文化放送と劇団ふるさときゃらばん主催の三回目の「ミュージカル体験塾」の卒業公演を複雑な気持ちを抱きながら見た(3月10日・東京・文京シビックホール)。ミュージカルは「ショピングセンターの事件帖」。
この日発売された月刊「文芸春秋」4月号を読みながら会場に向かう。榊原英資さんの論文「小泉骨太改革は破産した」には、ダイエー再建策はソフトランディング路線で、従来通りの先送り策である。不良債権問題をいかなる哲学と戦略で解決しようとしているのか早急に示さない限り、金融市場と金融システムは急速に崩壊していかざるを得ないと訴えていた。期待された小泉さんもその前途が見えてきたかと暗い気持ちになった。
会場についてその気持ちは吹っ飛んだ。ダンス、歌、セリフはともかく、みんな舞台で演じるのが楽しくてしょうがないといった気持ちであふれていた。満員の観客はどうでも良いといわんばかりに、笑い、声を発し、体を動かす。カンカン踊りにはその気持ちが良くあらわれていた。こちらもなんとなく、うきうきしてきた。ホールの入り口で「生徒の出来栄え」を心配していた天城美枝塾長も良い点をつけられよう。
プログラムには、出場者がグループごとに全員紹介されている。職業を多い順に並べると、会社員21人、主婦9人(もっと多いかもしれない)小学生8人、フリーター6人、中学生4人、学生4人。79人の半数が体験塾に2年、3年と頑張っている生徒である。そういえば、3年目のまんが家、ビック錠さんは警備員の役で登場、ユーモラスな所作で観客を笑わせていた。受験勉強で忙しいのか高校生は1人だけだが、小、中学生が多いのが目立つ。週一回3時間大人たちに混じって、ダンス、発声、合唱、演技基礎などを勉強し、作品稽古、仕上げの塾の体験は、他所では味わえないものである。ここで若者たちは、知らず知らずのうちに礼儀だとか我慢することを学ぶであろう。

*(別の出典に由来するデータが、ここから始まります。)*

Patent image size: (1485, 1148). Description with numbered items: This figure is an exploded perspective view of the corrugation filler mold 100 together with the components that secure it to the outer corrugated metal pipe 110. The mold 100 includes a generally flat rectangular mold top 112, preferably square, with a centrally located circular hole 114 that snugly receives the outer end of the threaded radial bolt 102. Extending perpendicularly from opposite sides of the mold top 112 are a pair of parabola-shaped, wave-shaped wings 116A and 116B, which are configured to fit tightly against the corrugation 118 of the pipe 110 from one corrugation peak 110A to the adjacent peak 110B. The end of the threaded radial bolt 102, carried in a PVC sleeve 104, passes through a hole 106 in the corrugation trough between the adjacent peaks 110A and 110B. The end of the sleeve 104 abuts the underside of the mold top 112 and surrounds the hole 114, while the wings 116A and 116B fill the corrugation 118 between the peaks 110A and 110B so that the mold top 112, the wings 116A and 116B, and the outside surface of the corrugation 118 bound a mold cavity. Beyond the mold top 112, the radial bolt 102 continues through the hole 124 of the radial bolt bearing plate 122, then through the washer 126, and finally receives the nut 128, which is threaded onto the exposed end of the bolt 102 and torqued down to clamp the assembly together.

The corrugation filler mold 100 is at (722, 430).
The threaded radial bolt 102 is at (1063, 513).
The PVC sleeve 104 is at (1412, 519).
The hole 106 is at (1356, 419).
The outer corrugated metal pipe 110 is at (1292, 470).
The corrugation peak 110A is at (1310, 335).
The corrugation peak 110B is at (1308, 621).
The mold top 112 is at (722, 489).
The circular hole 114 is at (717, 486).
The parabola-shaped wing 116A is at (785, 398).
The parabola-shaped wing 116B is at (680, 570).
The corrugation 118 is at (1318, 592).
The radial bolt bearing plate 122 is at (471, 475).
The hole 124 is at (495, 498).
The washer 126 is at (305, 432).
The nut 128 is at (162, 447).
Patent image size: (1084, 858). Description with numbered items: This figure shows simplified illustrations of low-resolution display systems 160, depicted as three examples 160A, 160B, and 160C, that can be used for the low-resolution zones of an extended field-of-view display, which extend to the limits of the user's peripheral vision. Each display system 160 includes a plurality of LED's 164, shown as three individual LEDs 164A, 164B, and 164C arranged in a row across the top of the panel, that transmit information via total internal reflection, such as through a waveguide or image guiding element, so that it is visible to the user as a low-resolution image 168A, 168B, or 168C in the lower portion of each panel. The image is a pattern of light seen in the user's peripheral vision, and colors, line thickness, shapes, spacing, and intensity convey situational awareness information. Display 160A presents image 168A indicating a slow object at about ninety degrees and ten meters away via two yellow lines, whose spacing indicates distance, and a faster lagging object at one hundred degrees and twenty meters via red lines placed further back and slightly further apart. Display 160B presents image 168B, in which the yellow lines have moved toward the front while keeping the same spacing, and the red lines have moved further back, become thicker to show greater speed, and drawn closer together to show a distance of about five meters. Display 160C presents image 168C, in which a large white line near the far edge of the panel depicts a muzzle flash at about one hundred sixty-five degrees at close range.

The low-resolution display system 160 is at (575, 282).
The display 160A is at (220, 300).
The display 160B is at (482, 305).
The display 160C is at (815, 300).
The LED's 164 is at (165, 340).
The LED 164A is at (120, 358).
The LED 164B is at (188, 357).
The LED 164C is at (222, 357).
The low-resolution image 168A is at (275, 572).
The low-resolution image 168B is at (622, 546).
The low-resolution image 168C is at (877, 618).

職業欄に、「今日はみんな女優よ」「お天気屋さん」「宇宙人?」「わけあり旅人」といった記入があり、なかなかユーモアがあってよい。
塾生たちのエネルギーにはほとほと感心する。毎週一回午後6時半から午後9時半まで3時間稽古する。しかも年間24万3810円の受講料を払う。小学1年生から68歳までの人々がそれなりに演劇に夢を抱く。遠く長野から来ていた人は町長役で「良い味」をだしていた。この間、ふるさときゃらばん主催のミュージュカルに出演したり、今製作中の映画に端役にでたり、エキストラで参加したりしている。塾生たちは人使いの荒い「ふるさときゃらばん」のしごきに耐えて、よく頑張ってきた。もっとも、稽古中泣かされた人もいるらしい。
ベニスの衰退期を生きた歴史家、ジョバンニ・ボテロは次のように書き残している。「偉大な国家を滅ぼすものは、けっして外面的な要因ではない。それは何よりも人間の心のなか、そしてその反映たる社会の風潮によって滅びるのである」(中西輝政著「大英帝国衰亡史)。
塾生たちが演じたミュージカルは、地元の人たちの暮らしに一番近いところで、地元の人たちと一緒に、この町になくてはならない「ショッピングセンター」を目指して奮闘する物語で、保水力を持つ森林も育てようという環境問題も織り込んだ真面目なものであった。この塾生たちのあふれんばかりのエネルギーと気力をみるかぎり、今の日本に精神的活力が枯渇しているとは到底思えない。終って、劇団のプロデューサー平塚順子さんに頂いたコーヒーは美味であった。